Last weekend GIPCA organised an entire weekend packed with every element of the artistic and performing world to tantalise and entertain, called "The names we give". Unfortunately, I was only able to go on Friday, but how I wish I could've been to every show and discussion on every day. It all started at the Hiddingh UCT campus where there was the most beautiful jazz band playing, everyone was bobbing their heads or tapping their feet and, if they weren't, they certainly were after the wine. All of a sudden, what we thought were audience members, started singing. For a few seconds I thought that I was in an old-school 1950s' musical and then I slowly began to realise that it was the UCT choir. As goosebumps ran up and down my arms I realised that it was one of the most beautiful sounds that I have ever heard.

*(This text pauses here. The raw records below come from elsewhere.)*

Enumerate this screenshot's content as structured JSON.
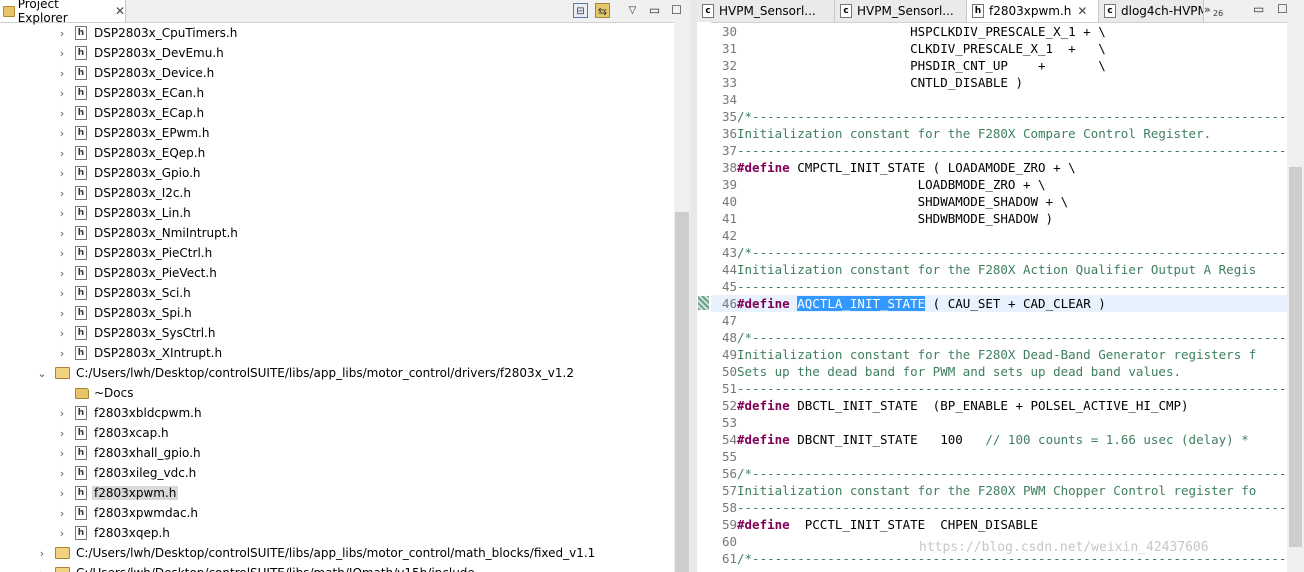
{
  "explorer": {
    "tab_label": "Project Explorer",
    "tab_close": "✕",
    "toolbar": {
      "collapse": "⊟",
      "link": "⇆",
      "view_menu": "▽",
      "minimize": "▭",
      "maximize": "☐"
    },
    "rows": [
      {
        "label": "DSP2803x_CpuTimers.h",
        "type": "file",
        "expander": "›",
        "selected": false,
        "level": 2
      },
      {
        "label": "DSP2803x_DevEmu.h",
        "type": "file",
        "expander": "›",
        "selected": false,
        "level": 2
      },
      {
        "label": "DSP2803x_Device.h",
        "type": "file",
        "expander": "›",
        "selected": false,
        "level": 2
      },
      {
        "label": "DSP2803x_ECan.h",
        "type": "file",
        "expander": "›",
        "selected": false,
        "level": 2
      },
      {
        "label": "DSP2803x_ECap.h",
        "type": "file",
        "expander": "›",
        "selected": false,
        "level": 2
      },
      {
        "label": "DSP2803x_EPwm.h",
        "type": "file",
        "expander": "›",
        "selected": false,
        "level": 2
      },
      {
        "label": "DSP2803x_EQep.h",
        "type": "file",
        "expander": "›",
        "selected": false,
        "level": 2
      },
      {
        "label": "DSP2803x_Gpio.h",
        "type": "file",
        "expander": "›",
        "selected": false,
        "level": 2
      },
      {
        "label": "DSP2803x_I2c.h",
        "type": "file",
        "expander": "›",
        "selected": false,
        "level": 2
      },
      {
        "label": "DSP2803x_Lin.h",
        "type": "file",
        "expander": "›",
        "selected": false,
        "level": 2
      },
      {
        "label": "DSP2803x_NmiIntrupt.h",
        "type": "file",
        "expander": "›",
        "selected": false,
        "level": 2
      },
      {
        "label": "DSP2803x_PieCtrl.h",
        "type": "file",
        "expander": "›",
        "selected": false,
        "level": 2
      },
      {
        "label": "DSP2803x_PieVect.h",
        "type": "file",
        "expander": "›",
        "selected": false,
        "level": 2
      },
      {
        "label": "DSP2803x_Sci.h",
        "type": "file",
        "expander": "›",
        "selected": false,
        "level": 2
      },
      {
        "label": "DSP2803x_Spi.h",
        "type": "file",
        "expander": "›",
        "selected": false,
        "level": 2
      },
      {
        "label": "DSP2803x_SysCtrl.h",
        "type": "file",
        "expander": "›",
        "selected": false,
        "level": 2
      },
      {
        "label": "DSP2803x_XIntrupt.h",
        "type": "file",
        "expander": "›",
        "selected": false,
        "level": 2
      },
      {
        "label": "C:/Users/lwh/Desktop/controlSUITE/libs/app_libs/motor_control/drivers/f2803x_v1.2",
        "type": "folder-open",
        "expander": "⌄",
        "selected": false,
        "level": 1
      },
      {
        "label": "~Docs",
        "type": "folder",
        "expander": "",
        "selected": false,
        "level": 2
      },
      {
        "label": "f2803xbldcpwm.h",
        "type": "file",
        "expander": "›",
        "selected": false,
        "level": 2
      },
      {
        "label": "f2803xcap.h",
        "type": "file",
        "expander": "›",
        "selected": false,
        "level": 2
      },
      {
        "label": "f2803xhall_gpio.h",
        "type": "file",
        "expander": "›",
        "selected": false,
        "level": 2
      },
      {
        "label": "f2803xileg_vdc.h",
        "type": "file",
        "expander": "›",
        "selected": false,
        "level": 2
      },
      {
        "label": "f2803xpwm.h",
        "type": "file",
        "expander": "›",
        "selected": true,
        "level": 2
      },
      {
        "label": "f2803xpwmdac.h",
        "type": "file",
        "expander": "›",
        "selected": false,
        "level": 2
      },
      {
        "label": "f2803xqep.h",
        "type": "file",
        "expander": "›",
        "selected": false,
        "level": 2
      },
      {
        "label": "C:/Users/lwh/Desktop/controlSUITE/libs/app_libs/motor_control/math_blocks/fixed_v1.1",
        "type": "folder-open",
        "expander": "›",
        "selected": false,
        "level": 1
      },
      {
        "label": "C:/Users/lwh/Desktop/controlSUITE/libs/math/IQmath/v15b/include",
        "type": "folder-open",
        "expander": "›",
        "selected": false,
        "level": 1
      }
    ]
  },
  "editor": {
    "tabs": [
      {
        "label": "HVPM_Sensorl...",
        "active": false,
        "close": ""
      },
      {
        "label": "HVPM_Sensorl...",
        "active": false,
        "close": ""
      },
      {
        "label": "f2803xpwm.h",
        "active": true,
        "close": "✕"
      },
      {
        "label": "dlog4ch-HVPM...",
        "active": false,
        "close": ""
      }
    ],
    "overflow_icon": "»",
    "overflow_count": "26",
    "minimize": "▭",
    "maximize": "☐",
    "code": [
      {
        "n": "30",
        "segs": [
          {
            "t": "                       HSPCLKDIV_PRESCALE_X_1 + \\",
            "c": ""
          }
        ]
      },
      {
        "n": "31",
        "segs": [
          {
            "t": "                       CLKDIV_PRESCALE_X_1  +   \\",
            "c": ""
          }
        ]
      },
      {
        "n": "32",
        "segs": [
          {
            "t": "                       PHSDIR_CNT_UP    +       \\",
            "c": ""
          }
        ]
      },
      {
        "n": "33",
        "segs": [
          {
            "t": "                       CNTLD_DISABLE )",
            "c": ""
          }
        ]
      },
      {
        "n": "34",
        "segs": []
      },
      {
        "n": "35",
        "segs": [
          {
            "t": "/*-------------------------------------------------------------------------",
            "c": "cm"
          }
        ]
      },
      {
        "n": "36",
        "segs": [
          {
            "t": "Initialization constant for the F280X Compare Control Register.",
            "c": "cm"
          }
        ]
      },
      {
        "n": "37",
        "segs": [
          {
            "t": "---------------------------------------------------------------------------",
            "c": "cm"
          }
        ]
      },
      {
        "n": "38",
        "segs": [
          {
            "t": "#define",
            "c": "kw"
          },
          {
            "t": " CMPCTL_INIT_STATE ( LOADAMODE_ZRO + \\",
            "c": ""
          }
        ]
      },
      {
        "n": "39",
        "segs": [
          {
            "t": "                        LOADBMODE_ZRO + \\",
            "c": ""
          }
        ]
      },
      {
        "n": "40",
        "segs": [
          {
            "t": "                        SHDWAMODE_SHADOW + \\",
            "c": ""
          }
        ]
      },
      {
        "n": "41",
        "segs": [
          {
            "t": "                        SHDWBMODE_SHADOW )",
            "c": ""
          }
        ]
      },
      {
        "n": "42",
        "segs": []
      },
      {
        "n": "43",
        "segs": [
          {
            "t": "/*-------------------------------------------------------------------------",
            "c": "cm"
          }
        ]
      },
      {
        "n": "44",
        "segs": [
          {
            "t": "Initialization constant for the F280X Action Qualifier Output A Regis",
            "c": "cm"
          }
        ]
      },
      {
        "n": "45",
        "segs": [
          {
            "t": "---------------------------------------------------------------------------",
            "c": "cm"
          }
        ]
      },
      {
        "n": "46",
        "current": true,
        "segs": [
          {
            "t": "#define",
            "c": "kw"
          },
          {
            "t": " ",
            "c": ""
          },
          {
            "t": "AQCTLA_INIT_STATE",
            "c": "hl"
          },
          {
            "t": " ( CAU_SET + CAD_CLEAR )",
            "c": ""
          }
        ]
      },
      {
        "n": "47",
        "segs": []
      },
      {
        "n": "48",
        "segs": [
          {
            "t": "/*-------------------------------------------------------------------------",
            "c": "cm"
          }
        ]
      },
      {
        "n": "49",
        "segs": [
          {
            "t": "Initialization constant for the F280X Dead-Band Generator registers f",
            "c": "cm"
          }
        ]
      },
      {
        "n": "50",
        "segs": [
          {
            "t": "Sets up the dead band for PWM and sets up dead band values.",
            "c": "cm"
          }
        ]
      },
      {
        "n": "51",
        "segs": [
          {
            "t": "---------------------------------------------------------------------------",
            "c": "cm"
          }
        ]
      },
      {
        "n": "52",
        "segs": [
          {
            "t": "#define",
            "c": "kw"
          },
          {
            "t": " DBCTL_INIT_STATE  (BP_ENABLE + POLSEL_ACTIVE_HI_CMP)",
            "c": ""
          }
        ]
      },
      {
        "n": "53",
        "segs": []
      },
      {
        "n": "54",
        "segs": [
          {
            "t": "#define",
            "c": "kw"
          },
          {
            "t": " DBCNT_INIT_STATE   100   ",
            "c": ""
          },
          {
            "t": "// 100 counts = 1.66 usec (delay) *",
            "c": "cm"
          }
        ]
      },
      {
        "n": "55",
        "segs": []
      },
      {
        "n": "56",
        "segs": [
          {
            "t": "/*-------------------------------------------------------------------------",
            "c": "cm"
          }
        ]
      },
      {
        "n": "57",
        "segs": [
          {
            "t": "Initialization constant for the F280X PWM Chopper Control register fo",
            "c": "cm"
          }
        ]
      },
      {
        "n": "58",
        "segs": [
          {
            "t": "---------------------------------------------------------------------------",
            "c": "cm"
          }
        ]
      },
      {
        "n": "59",
        "segs": [
          {
            "t": "#define",
            "c": "kw"
          },
          {
            "t": "  PCCTL_INIT_STATE  CHPEN_DISABLE",
            "c": ""
          }
        ]
      },
      {
        "n": "60",
        "segs": []
      },
      {
        "n": "61",
        "segs": [
          {
            "t": "/*-------------------------------------------------------------------------",
            "c": "cm"
          }
        ]
      }
    ],
    "watermark": "https://blog.csdn.net/weixin_42437606"
  }
}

We then all gathered outside and got on a bus that took us to the Baxter Theatre. (This was also part of what GIPCA had organised for the weekend.) At first, I must admit, I was a little wary as it was my first opera and I wasn't quite sure what would happen. (I've seen the movies and I know I don't understand Italian.) I thought I was hard core and could hold back tears like a beast. If you think the same, go and watch an opera to test yourself; I cried like a baby. It was all based on apartheid and was in English, Afrikaans and Xhosa. The entire performance merely showed, once again, the struggle that South Africa has endured, what the people have been through, where we are now and the strength that lays in all of us and beneath our feet in the very soil and soul of South Africa. As those gorgeous voices flowed over the audience, the tingle of connected understanding was almost visible. They were real events, they were real people and to many it is still very real in their hearts.
The problem with trying to explain all of this to you, is that it was all about the feeling, the feeling of what GIPCA has brought together, the jazz band making you feel as though you'd gone back in time, the UCT choir making you feel awed by the beauty of those voices and Rewind Cantata (the opera) making you feel, well making you feel completely moved in a way I cannot describe. There is only one way to understand this fully and that is, of course, to go to feel it for yourself.